梯 實圓 / 親鸞聖人の教え・問答集 (10)[第十八願の信心]

梯 實圓 / 親鸞聖人の教え・問答集 (9)[第十八願中心の本願観]の続きです。

十四、第十八願の信心

その中で「至心信楽して、わが国に生れんと欲へ(至心信楽欲生我国)」とは、どういう意味を表わされているのですか。

法然聖人は、本願の三心について詳しい釈はなされていませんので、親鸞聖人の三心(信)釈を紹介します。親鸞聖人は、これは一つの信心を、至心・信楽・欲生という三心(三信)に開いて表わされたもので、それによって、如来さまから与えられた他力の信心の内容を詳しく示されたものであると言われています。



それをわかりやすく説明してください。

まず至心というのは、嘘・詐りのない真実心のことです。次に信楽とは、信心のことであって、阿弥陀仏の本願まことと疑いなく聞き受けている無疑心のことです。欲生とは、必ず浄土へ往生することができると期待している心のことです。



至心が真実心であるというのは、どんな心をいうのですか。

至心を真実心といわれたのは善導大師の至誠心釈によられたものです。至誠とは究極の「まこと」心のことであるといわれた解釈によったものです。しかし普通ならば自分の起こした信心に、嘘も詐りもないことを真実心というのですが、親鸞聖人は、第十八願の至心、すなわち真実心とは、私どもを救って浄土へ生まれさせようと願っておられる阿弥陀仏の本願のお心に嘘も詐りもないことをいうと言われています。たとえば『尊号真像銘文』に
「至心」は真実と申すなり、真実と申すは如来の御ちかひの真実なるを至心と申すなり。煩悩具足の衆生は、もとより真実の心なし、清浄の心なし、濁悪邪見のゆゑなり。
(『註釈版聖典』643頁)
といわれています。私どもは、いつも自分中心の見方をし、愛と憎しみに濁った煩悩を起こし続けています。ですから清らかなさとりの領域である浄土にふさわしい清浄真実な心はもっていませんし、これからも起こすことはできません。それゆえ本願に「至心信楽せよ」といわれたのは、私どもに「真実心を起こして信楽しなさい」といわれたのではなくて、「阿弥陀仏の真実なる本願を疑いをまじえずに受け容れなさい」といわれた言葉であると領解されたのです。



それでは次の「至心信楽せよ」というのは「如来の至心を信楽せよ」といわれているというのですか。

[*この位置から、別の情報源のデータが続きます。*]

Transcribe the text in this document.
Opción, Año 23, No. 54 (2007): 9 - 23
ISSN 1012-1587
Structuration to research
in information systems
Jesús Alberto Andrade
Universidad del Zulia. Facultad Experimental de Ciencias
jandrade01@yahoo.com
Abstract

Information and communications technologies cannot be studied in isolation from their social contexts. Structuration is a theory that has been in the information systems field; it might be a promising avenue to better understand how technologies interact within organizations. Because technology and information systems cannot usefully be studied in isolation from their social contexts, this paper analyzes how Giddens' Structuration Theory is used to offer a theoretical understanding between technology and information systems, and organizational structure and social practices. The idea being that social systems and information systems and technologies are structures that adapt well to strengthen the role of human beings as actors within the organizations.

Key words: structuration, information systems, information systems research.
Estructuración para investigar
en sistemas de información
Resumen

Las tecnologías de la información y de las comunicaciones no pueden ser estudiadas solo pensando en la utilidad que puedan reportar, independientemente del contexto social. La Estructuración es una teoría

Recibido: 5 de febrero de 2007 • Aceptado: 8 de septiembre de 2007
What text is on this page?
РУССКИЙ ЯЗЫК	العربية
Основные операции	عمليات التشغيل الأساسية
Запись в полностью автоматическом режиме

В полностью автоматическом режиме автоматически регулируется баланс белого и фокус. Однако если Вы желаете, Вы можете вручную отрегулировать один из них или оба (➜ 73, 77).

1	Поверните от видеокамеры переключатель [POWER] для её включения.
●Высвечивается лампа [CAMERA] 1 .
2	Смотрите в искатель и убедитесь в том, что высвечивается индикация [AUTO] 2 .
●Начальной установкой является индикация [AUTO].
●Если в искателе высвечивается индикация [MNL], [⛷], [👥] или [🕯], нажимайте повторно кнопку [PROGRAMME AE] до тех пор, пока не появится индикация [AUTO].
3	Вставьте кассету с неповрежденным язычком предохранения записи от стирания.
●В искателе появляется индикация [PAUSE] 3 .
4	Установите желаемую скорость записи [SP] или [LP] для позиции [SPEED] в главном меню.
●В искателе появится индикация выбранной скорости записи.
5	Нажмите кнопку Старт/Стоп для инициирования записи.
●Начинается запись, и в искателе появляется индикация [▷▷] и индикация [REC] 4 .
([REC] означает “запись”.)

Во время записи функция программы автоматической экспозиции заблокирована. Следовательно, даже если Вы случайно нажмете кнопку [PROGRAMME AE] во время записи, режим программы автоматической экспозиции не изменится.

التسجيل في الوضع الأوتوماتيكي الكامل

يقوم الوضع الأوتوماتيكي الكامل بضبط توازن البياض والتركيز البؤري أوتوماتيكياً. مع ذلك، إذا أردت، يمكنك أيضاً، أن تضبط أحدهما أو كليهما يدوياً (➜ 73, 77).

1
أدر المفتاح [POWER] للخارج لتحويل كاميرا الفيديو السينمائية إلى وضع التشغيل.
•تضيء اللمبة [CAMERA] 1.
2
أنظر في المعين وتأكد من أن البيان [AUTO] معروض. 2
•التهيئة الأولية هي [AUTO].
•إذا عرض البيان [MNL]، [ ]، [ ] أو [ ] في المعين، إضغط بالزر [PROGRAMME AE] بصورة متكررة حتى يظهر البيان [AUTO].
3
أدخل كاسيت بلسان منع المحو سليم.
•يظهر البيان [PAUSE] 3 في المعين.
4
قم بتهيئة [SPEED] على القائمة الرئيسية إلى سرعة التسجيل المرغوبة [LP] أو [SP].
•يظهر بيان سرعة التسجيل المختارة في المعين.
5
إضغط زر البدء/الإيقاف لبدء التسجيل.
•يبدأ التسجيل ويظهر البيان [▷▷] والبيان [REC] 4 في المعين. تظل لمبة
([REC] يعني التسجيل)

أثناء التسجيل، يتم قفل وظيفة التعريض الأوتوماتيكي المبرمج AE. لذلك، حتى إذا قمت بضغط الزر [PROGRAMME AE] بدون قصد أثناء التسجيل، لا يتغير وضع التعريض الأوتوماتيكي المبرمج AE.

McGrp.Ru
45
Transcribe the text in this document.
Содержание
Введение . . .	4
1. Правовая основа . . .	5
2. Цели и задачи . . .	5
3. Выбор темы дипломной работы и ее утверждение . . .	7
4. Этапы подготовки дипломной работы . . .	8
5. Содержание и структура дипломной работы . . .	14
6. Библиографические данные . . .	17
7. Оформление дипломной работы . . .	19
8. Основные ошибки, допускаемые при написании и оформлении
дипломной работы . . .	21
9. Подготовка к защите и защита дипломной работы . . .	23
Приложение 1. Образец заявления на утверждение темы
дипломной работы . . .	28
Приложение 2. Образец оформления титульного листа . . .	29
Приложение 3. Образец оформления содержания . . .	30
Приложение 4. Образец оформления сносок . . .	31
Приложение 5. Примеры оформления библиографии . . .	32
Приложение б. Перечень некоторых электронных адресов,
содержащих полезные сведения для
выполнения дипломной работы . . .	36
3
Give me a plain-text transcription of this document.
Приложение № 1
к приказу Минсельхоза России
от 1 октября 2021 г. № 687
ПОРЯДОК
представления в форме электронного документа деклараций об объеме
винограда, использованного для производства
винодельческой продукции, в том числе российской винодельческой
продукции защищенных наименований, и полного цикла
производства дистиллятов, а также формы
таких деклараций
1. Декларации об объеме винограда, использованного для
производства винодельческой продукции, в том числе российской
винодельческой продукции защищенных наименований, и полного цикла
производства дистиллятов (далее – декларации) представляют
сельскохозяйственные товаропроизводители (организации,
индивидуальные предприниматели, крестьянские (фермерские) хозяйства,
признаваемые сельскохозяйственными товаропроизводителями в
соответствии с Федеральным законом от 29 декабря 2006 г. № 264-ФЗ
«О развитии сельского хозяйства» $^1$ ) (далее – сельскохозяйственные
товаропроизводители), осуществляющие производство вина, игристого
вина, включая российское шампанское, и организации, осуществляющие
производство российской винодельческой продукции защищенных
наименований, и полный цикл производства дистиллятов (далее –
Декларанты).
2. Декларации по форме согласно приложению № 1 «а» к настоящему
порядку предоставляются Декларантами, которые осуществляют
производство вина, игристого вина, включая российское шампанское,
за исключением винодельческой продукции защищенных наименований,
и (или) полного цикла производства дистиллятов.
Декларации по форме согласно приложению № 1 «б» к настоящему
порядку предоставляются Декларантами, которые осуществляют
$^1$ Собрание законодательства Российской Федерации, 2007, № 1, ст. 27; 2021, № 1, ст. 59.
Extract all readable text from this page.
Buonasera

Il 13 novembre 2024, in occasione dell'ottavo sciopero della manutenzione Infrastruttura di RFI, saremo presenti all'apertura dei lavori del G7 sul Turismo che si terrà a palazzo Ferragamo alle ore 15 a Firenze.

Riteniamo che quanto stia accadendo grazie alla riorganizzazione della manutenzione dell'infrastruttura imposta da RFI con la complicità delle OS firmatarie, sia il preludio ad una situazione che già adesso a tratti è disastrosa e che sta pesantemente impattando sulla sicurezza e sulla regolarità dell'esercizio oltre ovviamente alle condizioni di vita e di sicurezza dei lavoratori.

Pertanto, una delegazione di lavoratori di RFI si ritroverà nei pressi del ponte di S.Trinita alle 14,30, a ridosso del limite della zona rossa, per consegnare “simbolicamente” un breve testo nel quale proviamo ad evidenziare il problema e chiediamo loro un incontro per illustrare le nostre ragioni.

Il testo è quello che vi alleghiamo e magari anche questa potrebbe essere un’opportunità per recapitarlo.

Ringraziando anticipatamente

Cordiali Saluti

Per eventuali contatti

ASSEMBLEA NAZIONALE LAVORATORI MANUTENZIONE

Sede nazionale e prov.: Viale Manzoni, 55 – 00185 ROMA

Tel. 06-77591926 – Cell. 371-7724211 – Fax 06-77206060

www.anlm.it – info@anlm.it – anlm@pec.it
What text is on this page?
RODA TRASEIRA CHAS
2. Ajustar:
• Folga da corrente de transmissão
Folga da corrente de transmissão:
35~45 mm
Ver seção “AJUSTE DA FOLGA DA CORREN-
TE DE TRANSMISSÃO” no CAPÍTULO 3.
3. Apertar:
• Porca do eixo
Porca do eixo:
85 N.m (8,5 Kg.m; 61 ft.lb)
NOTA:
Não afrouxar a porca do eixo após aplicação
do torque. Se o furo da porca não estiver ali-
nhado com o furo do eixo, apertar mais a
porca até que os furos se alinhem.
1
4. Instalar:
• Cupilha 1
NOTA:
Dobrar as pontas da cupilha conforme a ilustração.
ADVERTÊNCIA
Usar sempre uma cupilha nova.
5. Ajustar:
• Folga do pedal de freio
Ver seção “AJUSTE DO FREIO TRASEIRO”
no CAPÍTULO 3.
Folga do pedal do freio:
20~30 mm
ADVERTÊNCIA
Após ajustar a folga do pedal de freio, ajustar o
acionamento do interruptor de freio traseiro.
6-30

その通りです。ですから、信楽とは、如来様の本願のみ言葉に嘘も詐りもないと疑いなく受け容れている状態をいうのです。それで信楽を釈して、
「信楽」といふは、如来の本願真実にましますを、ふたごころなくふかく信じて疑はざれば、信楽と申すなり。この「至心信楽」は、はなはち十方の衆生をして、わが真実なる誓願を信楽すべしとすすめたまへる御ちかひの至心信楽なり、凡夫自力のこころにはあらず。
『同上』
といわれたのです。すなわち十方世界の生きとし生けるすべてのものに向かって、私の誓願には、嘘も詐りもないから、この言葉の通り疑いなく受け容れなさいとお勧めになっているのが「至心信楽」という言葉であるというのです。ですから凡夫に自力で真実な信心を起こせと勧められた言葉ではないといわれるのです。
 このように味わえば「信楽」は凡夫が自力で起こす信心ではなくて、私を救おうと願っておられる如来の真実心(まことの親心)が私に届いて私の疑い心を除いてくださった心であるということがわかりましょう。



次に「欲生」とは、どういう心ですか。

「欲生」とは、「わが国に生まれんとおもへ(欲生我国)」を略した言葉です。それは阿弥陀仏の真実なる本願の仰せの内容です。すなわち自分の人生の行方を見定めることができないで迷っている私に向かって「安楽浄土へ生まれることができると思いなさい」と慈愛をこめて呼びかけてくださる言葉です。そのことを聖人は『教行信文類』「信文類」の欲生釈の初めに、
次に欲生といふは、すなはちこれ如来、諸有の群生を招喚したまふの勅命なり。
(『同上』241頁)
と仰せられたのでした。すなわち「必ず浄土へ生れさせる」と喚(よ)んでいてくださる真実なる本願(至心)のみ言葉を聞いて、その仰せを「まこと」と疑いなく受け容れた(信楽)とき、そこには「必ず、往生させていただける」(欲生)という思いが私に恵まれてきます。それを「欲生心」とも願生心ともいうのです。それを『尊号心像銘文』には、
浄土に生れんとおもへとなり。
(『同上』643頁)
といわれたのでした。
 このように見ていきますと、三心といっても、必ず浄土に往生させて涅槃のさとりを完成させると仰せられる「まごころ」のこもった本願招喚(招き喚び続ける)の勅命を、仰せの通りに疑いをまじえずに聞き受けている信楽のほかにはないことがわかります。
 すなわち本願の真実(至心)のみ言葉を、疑いなく聞き受けている(信楽)ところに、往生一定と浄土を期するこころ(欲生)が自然に具わっているわけです。これを親鸞聖人は、如来よりたまわった「三信即一の信楽(信心)」と言われたのでした。そしてそのような本体は仏心(仏智)である信心が恵まれたときに、往生し、成仏する因が完成しますから、「信心正因」と言われるのです。それを信心が決定したとき、現生(現在の生存中)において、すでに仏になることが決定した正定聚の位に入れしめられているとも言われたのでした。

(「【二】阿弥陀仏の本願」より)



(つづく)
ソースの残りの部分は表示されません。